Une activité économique florissante régnait dans les rues de la capitale avant la décision de retirer les étalages sur les trottoirs.

Selon Oualid, les conditions de travail étaient meilleures sous le régime de Ben Ali, puisque le marché était qualitativement et quantitativement mieux pourvu. Les marchandises franchissaient les frontières avec davantage de fluidité, quand le secteur était sous la coupe des Trabelsi, la belle-famille de Ben Ali, relève-t-il.

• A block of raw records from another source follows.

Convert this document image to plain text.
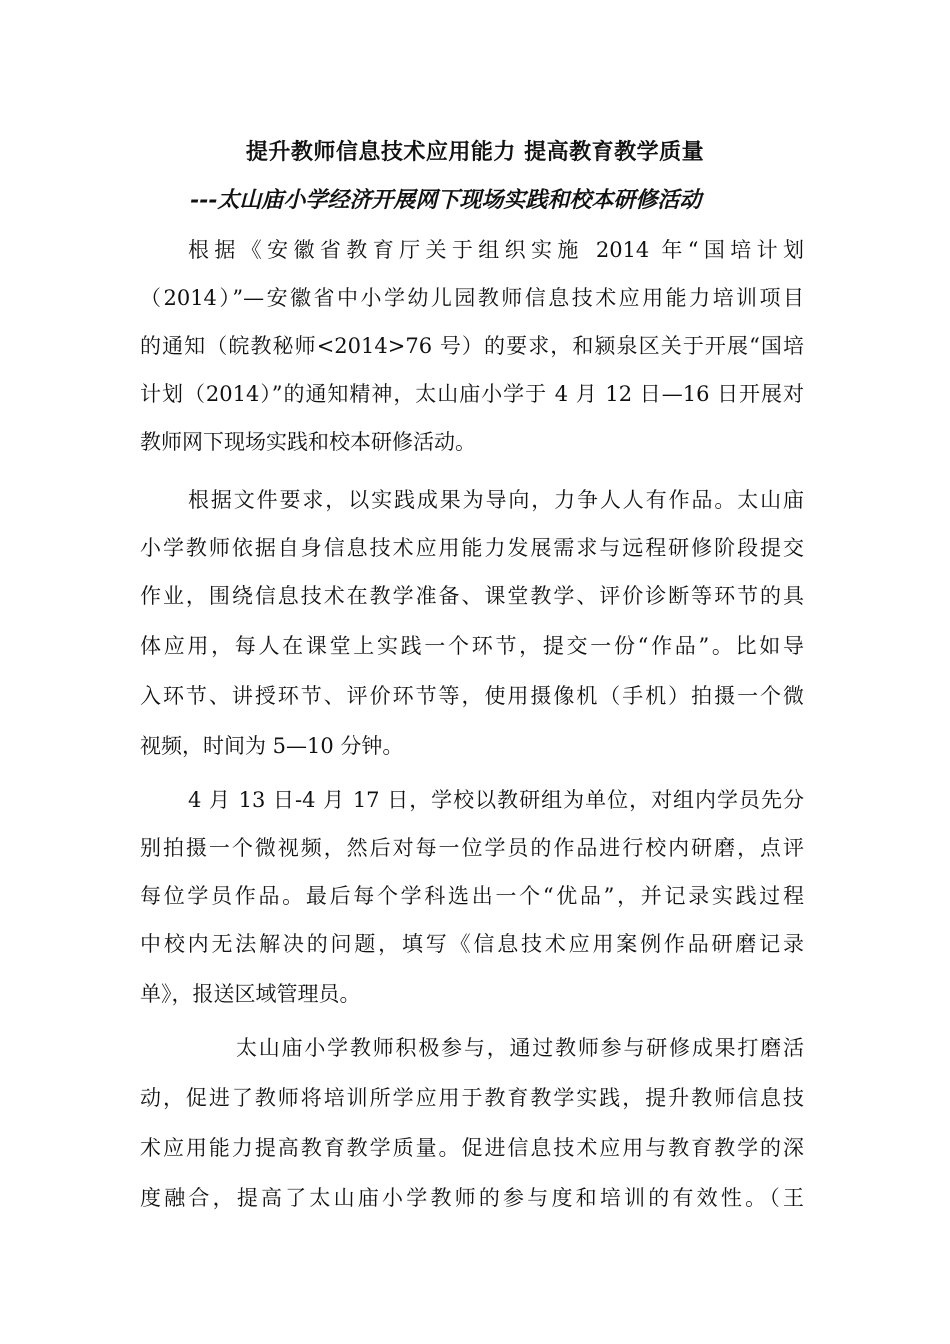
提升教师信息技术应用能力 提高教育教学质量
---太山庙小学经济开展网下现场实践和校本研修活动

根据《安徽省教育厅关于组织实施 2014 年“国培计划

（2014）”—安徽省中小学幼儿园教师信息技术应用能力培训项目

的通知（皖教秘师<2014>76 号）的要求，和颍泉区关于开展“国培

计划（2014）”的通知精神，太山庙小学于 4 月 12 日—16 日开展对

教师网下现场实践和校本研修活动。

根据文件要求，以实践成果为导向，力争人人有作品。太山庙

小学教师依据自身信息技术应用能力发展需求与远程研修阶段提交

作业，围绕信息技术在教学准备、课堂教学、评价诊断等环节的具

体应用，每人在课堂上实践一个环节，提交一份“作品”。比如导

入环节、讲授环节、评价环节等，使用摄像机（手机）拍摄一个微

视频，时间为 5—10 分钟。

4 月 13 日-4 月 17 日，学校以教研组为单位，对组内学员先分

别拍摄一个微视频，然后对每一位学员的作品进行校内研磨，点评

每位学员作品。最后每个学科选出一个“优品”，并记录实践过程

中校内无法解决的问题，填写《信息技术应用案例作品研磨记录

单》，报送区域管理员。

太山庙小学教师积极参与，通过教师参与研修成果打磨活

动，促进了教师将培训所学应用于教育教学实践，提升教师信息技

术应用能力提高教育教学质量。促进信息技术应用与教育教学的深

度融合，提高了太山庙小学教师的参与度和培训的有效性。（王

Selon les estimations, un étal à la rue d’Espagne rapportait ces dernières années entre 30 et 50 dinars par jour. Mais les difficultés abondent : pénurie de marchandises, harcèlements policiers, et coût élevé de la location d’un entrepôt de marchandises susceptible de faire à tout moment l’objet des descentes de la police ou des douanes. Autant de raisons qui incitent de nombreux vendeurs à tenter de se faire recruter par l’un des commerçants du coin, histoire de s’assurer un revenu quotidien stable, déclare le vendeur ambulant.

Aujourd’hui, Oualid a été contraint de quitter l’emploi qu’il occupait depuis quinze ans. Dans l’attente de jours meilleurs, il a choisi de travailler à nouveau dans une boutique, en échange d’un salaire journalier. Les autorités, elles, promettent à ces jeunes du travail, dans des espaces aménagés, loin des rues où ils s’activaient.

De son côté, le ministre de l’Intérieur, Kamel Feki, déclare indésirables les étals anarchiques, considérant que le phénomène nuit aux marchands eux-mêmes, affecte les rues, les marchés, comme les magasins avoisinants.

Le 22 janvier, les autorités ont annoncé, l’attribution de points de vente au profit de marchands ambulants, au niveau de certains espaces municipaux. Les bénéficiaires devraient être désignés par tirage au sort, sur la base des listes de candidats enregistrés sur les listes du département. Ainsi, au total 866 points de vente, dont 512 au souk Moncef Bey ont été attribués le 19 janvier 2024, précise un communiqué du ministère de l’Intérieur. L’opération s’est déroulée en présence d’un huissier de justice et de l’ensemble des membres de la commission de sélection, affirme la même source.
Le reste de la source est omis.